Now, let’s compare open source IP with Standardized IP.  Looking at the four criteria I proposed above for a true Standard, there is no reason why the specification of open source IP cannot be complete and/or unambiguous.  Of course, completeness and unambiguity is rarely a focus of open source developers.  However, neither criterion can be excluded a priori by the nature of open source.  Furthermore, most (if not all) open source “groups” have an ownership group—for example, Linus Torvalds still owns the core Linux.

The real difference between a Standard and open source IP lies in the “stability” criteria.  A Standard is by its very nature fixed until its owner(s) changes it. It is this stability that allows users to rely on the definition at the core of the Standard.  Open source IP, on the other hand, is by its very nature “open”. While there may be a core version owned by some group, the glory of open source IP is the fact that it may be modified and redistributed pretty much at will.
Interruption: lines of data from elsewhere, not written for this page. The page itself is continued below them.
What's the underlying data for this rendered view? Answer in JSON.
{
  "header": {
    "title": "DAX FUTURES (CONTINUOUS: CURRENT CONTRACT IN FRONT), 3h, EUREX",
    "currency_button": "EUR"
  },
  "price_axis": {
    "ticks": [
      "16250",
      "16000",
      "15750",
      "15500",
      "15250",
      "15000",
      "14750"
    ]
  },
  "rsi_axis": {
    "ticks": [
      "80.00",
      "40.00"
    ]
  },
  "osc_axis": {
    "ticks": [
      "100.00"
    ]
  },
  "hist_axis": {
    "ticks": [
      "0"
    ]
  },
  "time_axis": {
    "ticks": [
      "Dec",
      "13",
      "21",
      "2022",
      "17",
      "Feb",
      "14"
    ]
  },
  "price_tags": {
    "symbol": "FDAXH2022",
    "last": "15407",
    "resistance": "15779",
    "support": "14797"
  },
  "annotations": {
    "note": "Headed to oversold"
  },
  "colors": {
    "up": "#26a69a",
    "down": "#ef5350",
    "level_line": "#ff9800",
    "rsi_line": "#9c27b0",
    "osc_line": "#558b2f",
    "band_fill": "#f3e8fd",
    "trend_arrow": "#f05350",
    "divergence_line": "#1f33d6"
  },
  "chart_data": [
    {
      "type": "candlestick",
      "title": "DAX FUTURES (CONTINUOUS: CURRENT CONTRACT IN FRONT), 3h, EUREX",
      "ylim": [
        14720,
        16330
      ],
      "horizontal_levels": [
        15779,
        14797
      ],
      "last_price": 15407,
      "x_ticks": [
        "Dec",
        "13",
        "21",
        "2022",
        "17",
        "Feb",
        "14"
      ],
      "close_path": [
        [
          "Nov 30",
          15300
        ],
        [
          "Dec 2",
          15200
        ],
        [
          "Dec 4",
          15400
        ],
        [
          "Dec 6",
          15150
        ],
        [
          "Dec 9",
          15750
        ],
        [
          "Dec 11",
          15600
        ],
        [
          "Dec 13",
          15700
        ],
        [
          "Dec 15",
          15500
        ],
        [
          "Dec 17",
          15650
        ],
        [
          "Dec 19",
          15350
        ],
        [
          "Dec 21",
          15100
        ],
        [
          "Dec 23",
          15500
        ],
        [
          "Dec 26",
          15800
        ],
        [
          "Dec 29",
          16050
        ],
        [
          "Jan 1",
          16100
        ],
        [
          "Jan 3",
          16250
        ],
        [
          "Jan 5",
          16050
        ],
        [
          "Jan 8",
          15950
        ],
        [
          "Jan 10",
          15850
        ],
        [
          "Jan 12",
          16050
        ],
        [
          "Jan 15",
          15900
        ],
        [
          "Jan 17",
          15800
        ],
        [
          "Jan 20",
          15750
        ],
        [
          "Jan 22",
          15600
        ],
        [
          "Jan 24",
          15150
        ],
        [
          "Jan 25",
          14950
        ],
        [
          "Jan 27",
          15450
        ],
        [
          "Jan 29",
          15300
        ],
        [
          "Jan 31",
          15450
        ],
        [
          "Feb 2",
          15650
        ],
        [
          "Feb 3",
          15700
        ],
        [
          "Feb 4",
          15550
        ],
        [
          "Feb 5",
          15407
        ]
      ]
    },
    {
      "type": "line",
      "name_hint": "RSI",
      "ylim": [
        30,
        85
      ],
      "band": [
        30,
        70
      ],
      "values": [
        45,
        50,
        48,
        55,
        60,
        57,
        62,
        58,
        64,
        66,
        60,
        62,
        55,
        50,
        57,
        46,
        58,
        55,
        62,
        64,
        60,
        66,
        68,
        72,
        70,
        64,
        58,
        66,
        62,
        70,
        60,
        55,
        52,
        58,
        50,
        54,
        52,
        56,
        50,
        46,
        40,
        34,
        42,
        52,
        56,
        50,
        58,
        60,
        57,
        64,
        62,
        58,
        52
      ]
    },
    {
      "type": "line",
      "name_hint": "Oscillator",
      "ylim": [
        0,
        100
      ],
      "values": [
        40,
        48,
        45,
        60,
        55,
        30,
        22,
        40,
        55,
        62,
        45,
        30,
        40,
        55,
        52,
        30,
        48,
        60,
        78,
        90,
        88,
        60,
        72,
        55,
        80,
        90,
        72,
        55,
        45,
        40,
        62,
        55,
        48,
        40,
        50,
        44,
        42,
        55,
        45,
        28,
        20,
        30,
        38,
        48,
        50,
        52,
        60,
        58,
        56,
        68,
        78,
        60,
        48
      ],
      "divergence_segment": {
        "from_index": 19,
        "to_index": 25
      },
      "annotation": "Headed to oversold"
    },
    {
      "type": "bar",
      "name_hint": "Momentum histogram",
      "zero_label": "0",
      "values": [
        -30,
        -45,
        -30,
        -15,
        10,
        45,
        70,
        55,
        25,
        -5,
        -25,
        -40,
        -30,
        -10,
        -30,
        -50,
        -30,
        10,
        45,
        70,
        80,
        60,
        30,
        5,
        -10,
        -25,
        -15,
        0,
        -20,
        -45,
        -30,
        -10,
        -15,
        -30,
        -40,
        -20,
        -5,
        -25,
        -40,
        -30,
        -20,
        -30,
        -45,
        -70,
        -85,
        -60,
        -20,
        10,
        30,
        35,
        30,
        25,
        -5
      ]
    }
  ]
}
There is an irreconcilable divide that has been drawn here. In short, any Standard that is allowed to be freely modified and redistributed, even if such modifications are required to be clearly identified, has its status as a “Standard” severely eroded.  Similarly, any purported open source IP, which does not allow free modification and redistribution, has missed fulfilling several critical open source criteria.

That is why I say that “open source Standard’ is an oxymoron.

In closing, I would point out that I have not addressed the issue as to whether non-open source software can ever itself be a Standard.  I also have not discussed why/when/how long software (open source or not) ought to accompany Standards as “reference implementations”.  These will all be addressed in later releases of this blog.